5) How does the Daily Mail cover the issue of immigration? What representations are created in this coverage?


Factsheet 182 - Case Study: The Daily Mail (Part 3) Industrial Context

Finally, read Media Factsheet 182 - Case Study: The Daily Mail (Part 3) Industrial Context and complete the following questions/tasks. Our Media Factsheet archive is on the Media Shared drive: M:\Resources\A Level\Media Factsheets or online here (you'll need your Greenford Google login).

1) What do Curran and Seaton suggest regarding the newspaper industry and society?

2) What does the factsheet suggest regarding newspaper ownership and influence over society?

3) Why did the Daily Mail invest heavily in developing MailOnline in the 2000s?

4) How does MailOnline reflect the idea of newspapers ‘as conversation’?

5) How many stories and pictures are published on MailOnline?

6) How does original MailOnline editor Martin Clarke explain the success of the website?

7) How is the priority for stories on the homepage established on MailOnline?

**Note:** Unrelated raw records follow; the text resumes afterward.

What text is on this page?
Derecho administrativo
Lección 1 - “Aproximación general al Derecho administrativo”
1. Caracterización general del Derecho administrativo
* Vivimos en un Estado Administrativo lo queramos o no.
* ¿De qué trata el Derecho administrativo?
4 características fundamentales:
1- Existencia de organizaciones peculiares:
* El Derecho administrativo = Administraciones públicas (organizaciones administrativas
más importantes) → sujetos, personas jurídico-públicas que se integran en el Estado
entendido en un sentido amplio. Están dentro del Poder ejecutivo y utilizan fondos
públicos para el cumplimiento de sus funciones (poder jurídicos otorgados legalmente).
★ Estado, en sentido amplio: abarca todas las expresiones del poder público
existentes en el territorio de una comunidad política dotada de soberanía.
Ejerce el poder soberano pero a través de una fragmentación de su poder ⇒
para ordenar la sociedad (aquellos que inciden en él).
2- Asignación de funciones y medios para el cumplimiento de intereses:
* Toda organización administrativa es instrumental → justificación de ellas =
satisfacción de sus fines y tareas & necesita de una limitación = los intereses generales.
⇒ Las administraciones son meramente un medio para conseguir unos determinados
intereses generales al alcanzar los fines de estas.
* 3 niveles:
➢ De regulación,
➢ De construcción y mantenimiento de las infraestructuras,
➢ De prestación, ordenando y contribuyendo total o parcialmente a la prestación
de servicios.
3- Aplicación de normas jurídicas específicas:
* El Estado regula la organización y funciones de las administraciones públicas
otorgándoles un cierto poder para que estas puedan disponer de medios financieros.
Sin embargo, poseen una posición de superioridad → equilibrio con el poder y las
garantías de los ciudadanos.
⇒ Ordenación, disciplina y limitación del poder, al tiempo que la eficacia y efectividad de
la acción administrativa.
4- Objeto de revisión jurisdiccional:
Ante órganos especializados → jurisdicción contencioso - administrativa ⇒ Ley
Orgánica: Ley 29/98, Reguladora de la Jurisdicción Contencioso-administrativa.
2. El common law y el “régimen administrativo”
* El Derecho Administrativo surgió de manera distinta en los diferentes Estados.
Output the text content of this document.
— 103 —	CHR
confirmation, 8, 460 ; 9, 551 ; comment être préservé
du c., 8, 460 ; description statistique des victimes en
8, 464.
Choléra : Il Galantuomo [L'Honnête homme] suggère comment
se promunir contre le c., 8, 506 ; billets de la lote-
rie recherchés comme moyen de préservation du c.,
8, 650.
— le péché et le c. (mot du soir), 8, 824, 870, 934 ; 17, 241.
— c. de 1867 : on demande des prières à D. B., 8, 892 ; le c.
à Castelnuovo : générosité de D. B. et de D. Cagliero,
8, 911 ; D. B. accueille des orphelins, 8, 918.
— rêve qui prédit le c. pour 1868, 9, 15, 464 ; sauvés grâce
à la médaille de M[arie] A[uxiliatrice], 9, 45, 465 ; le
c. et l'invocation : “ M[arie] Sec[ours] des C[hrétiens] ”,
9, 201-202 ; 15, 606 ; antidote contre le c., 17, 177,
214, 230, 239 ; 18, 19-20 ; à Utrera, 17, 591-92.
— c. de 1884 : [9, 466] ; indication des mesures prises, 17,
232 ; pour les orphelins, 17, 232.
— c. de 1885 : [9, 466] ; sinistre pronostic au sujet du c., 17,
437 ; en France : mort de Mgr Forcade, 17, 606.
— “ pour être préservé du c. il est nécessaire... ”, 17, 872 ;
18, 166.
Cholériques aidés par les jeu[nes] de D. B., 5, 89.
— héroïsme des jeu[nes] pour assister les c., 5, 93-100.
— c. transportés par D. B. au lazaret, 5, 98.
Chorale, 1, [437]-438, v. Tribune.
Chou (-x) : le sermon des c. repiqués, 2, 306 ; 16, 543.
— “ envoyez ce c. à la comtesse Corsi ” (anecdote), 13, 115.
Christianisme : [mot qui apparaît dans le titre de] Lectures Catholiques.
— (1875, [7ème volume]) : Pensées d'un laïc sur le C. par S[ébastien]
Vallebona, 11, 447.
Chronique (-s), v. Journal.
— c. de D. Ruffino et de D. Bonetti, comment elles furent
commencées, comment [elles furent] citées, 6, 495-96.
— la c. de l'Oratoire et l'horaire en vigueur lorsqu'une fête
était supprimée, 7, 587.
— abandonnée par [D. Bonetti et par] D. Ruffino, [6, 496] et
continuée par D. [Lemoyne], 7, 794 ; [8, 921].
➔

8) What is your view of ‘clicks’ driving the news agenda? Should we be worried that readers are now ‘in control of digital content’?


A/A* extension task

Read this Guardian column if you'd like to go the extra mile on this CSP: So Daily Mail and Mail Online are ‘totally separate’? It depends how you look at it by Peter Preston

To further your understanding of the Daily Mail, read this Guardian column by Media veteran Peter Preston on a row between the Guardian and the Mail over the controversial MailOnline (ex-) columnist Katie Hopkins. You could then answer the following questions if you wish:

1) Why does Preston suggest that the Daily Mail and MailOnline should be considered to be basically the same publication?

2) How does Preston summarise other newspaper websites?

3) How many readers does the online-only Independent now boast?

4) Do you feel the Daily Mail and MailOnline have a different ‘world view’?

5) Do you see a future for the paper version of the Daily Mail or will it eventually close like the Independent?